Alors… Oh ! c’est un spectacle enchanteur que celui-ci !… Alors les petits enfants, qui se tenoient immobiles d’un curieux effroi entre les bras de leurs bonnes, la vue fixée avec inquiétude sur le théâtre vide, s’émeuvent et s’agitent tout à coup, agrandissent encore leurs beaux yeux ronds pour mieux voir, s’approchent, se disputent la première place. — Ils s’en disputeront bien d’autres quand ils seront grands ! — Le flot de l’avant-scène roule à sa surface de petits bonnets, de petits chapeaux, de petits schakos, des toques, des casquettes, des bourrelets, de jolis bras blancs qui se contrarient, de jolies mains blanches qui se repoussent, et tout cela, vous savez pourquoi ? pour saisir, pour avoir Polichinelle vivant ! Je le comprends à merveille ; mais moi, pauvres enfants, moi qui ai grisonné là, derrière vos pères, il y a quarante ans que je l’attends !…
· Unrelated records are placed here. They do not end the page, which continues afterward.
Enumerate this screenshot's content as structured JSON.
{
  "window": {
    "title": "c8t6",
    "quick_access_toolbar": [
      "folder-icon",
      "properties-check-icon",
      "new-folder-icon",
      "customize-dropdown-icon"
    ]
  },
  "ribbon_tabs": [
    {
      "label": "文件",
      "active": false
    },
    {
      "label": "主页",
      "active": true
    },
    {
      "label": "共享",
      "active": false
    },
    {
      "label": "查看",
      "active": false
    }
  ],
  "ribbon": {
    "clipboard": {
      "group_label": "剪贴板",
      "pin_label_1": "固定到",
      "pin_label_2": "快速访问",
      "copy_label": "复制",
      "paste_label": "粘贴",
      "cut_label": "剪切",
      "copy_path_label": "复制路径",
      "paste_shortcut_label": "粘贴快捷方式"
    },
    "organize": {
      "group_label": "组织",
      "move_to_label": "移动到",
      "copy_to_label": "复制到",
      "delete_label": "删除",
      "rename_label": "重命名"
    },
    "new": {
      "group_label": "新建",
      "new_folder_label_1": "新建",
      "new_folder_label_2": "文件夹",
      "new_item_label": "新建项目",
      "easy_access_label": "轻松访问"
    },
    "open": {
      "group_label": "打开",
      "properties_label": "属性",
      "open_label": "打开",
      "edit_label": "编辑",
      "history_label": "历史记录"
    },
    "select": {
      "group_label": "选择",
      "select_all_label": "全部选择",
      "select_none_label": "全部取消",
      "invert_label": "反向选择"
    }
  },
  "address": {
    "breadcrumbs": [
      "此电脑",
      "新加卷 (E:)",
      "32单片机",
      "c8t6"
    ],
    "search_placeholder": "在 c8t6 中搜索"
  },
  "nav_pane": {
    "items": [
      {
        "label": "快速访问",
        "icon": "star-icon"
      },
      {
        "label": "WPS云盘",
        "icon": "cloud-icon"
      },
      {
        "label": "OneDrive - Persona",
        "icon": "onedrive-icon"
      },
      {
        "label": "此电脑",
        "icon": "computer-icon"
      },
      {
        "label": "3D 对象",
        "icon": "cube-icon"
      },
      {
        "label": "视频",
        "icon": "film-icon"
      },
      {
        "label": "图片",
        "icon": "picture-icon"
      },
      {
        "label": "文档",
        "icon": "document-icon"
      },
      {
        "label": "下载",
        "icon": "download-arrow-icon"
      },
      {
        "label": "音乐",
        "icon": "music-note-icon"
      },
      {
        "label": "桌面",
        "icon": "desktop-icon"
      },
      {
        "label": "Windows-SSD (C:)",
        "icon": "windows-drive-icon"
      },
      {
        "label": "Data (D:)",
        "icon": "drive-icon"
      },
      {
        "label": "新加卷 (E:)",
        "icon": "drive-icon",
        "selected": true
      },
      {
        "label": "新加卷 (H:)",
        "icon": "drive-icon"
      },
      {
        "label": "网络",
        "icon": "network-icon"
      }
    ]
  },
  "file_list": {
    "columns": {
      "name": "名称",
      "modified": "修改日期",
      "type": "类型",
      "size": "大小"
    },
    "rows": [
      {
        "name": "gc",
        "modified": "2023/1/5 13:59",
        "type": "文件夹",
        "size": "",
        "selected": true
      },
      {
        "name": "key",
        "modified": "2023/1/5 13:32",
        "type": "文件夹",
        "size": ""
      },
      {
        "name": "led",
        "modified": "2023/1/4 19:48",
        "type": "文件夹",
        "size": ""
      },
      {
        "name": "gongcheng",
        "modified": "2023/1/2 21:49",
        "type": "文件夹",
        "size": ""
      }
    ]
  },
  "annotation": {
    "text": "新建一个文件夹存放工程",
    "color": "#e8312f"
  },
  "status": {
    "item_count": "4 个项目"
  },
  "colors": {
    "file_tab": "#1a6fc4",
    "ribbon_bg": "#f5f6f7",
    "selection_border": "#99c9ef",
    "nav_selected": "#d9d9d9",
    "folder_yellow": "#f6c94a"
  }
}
Au second rang cependant se pressent les bonnes et les nourrices, épanouies, vermeilles, joyeuses comme d’autres enfants, sous le bonnet pointu et sous le bonnet rond, sous la cornette aux bandes flottantes et sous le madras en turban ; les bonnes de la haute société surtout, aux manières de femmes de chambre, au cou penché, à l’épaule dédaigneuse, au geste rond, au regard oblique et acéré que darde, entre de longs cils, une prunelle violette, et qui promet tout ce qu’il refuse. Je ne sais pas si cela est changé, mais je me souviens qu’elles étoient charmantes.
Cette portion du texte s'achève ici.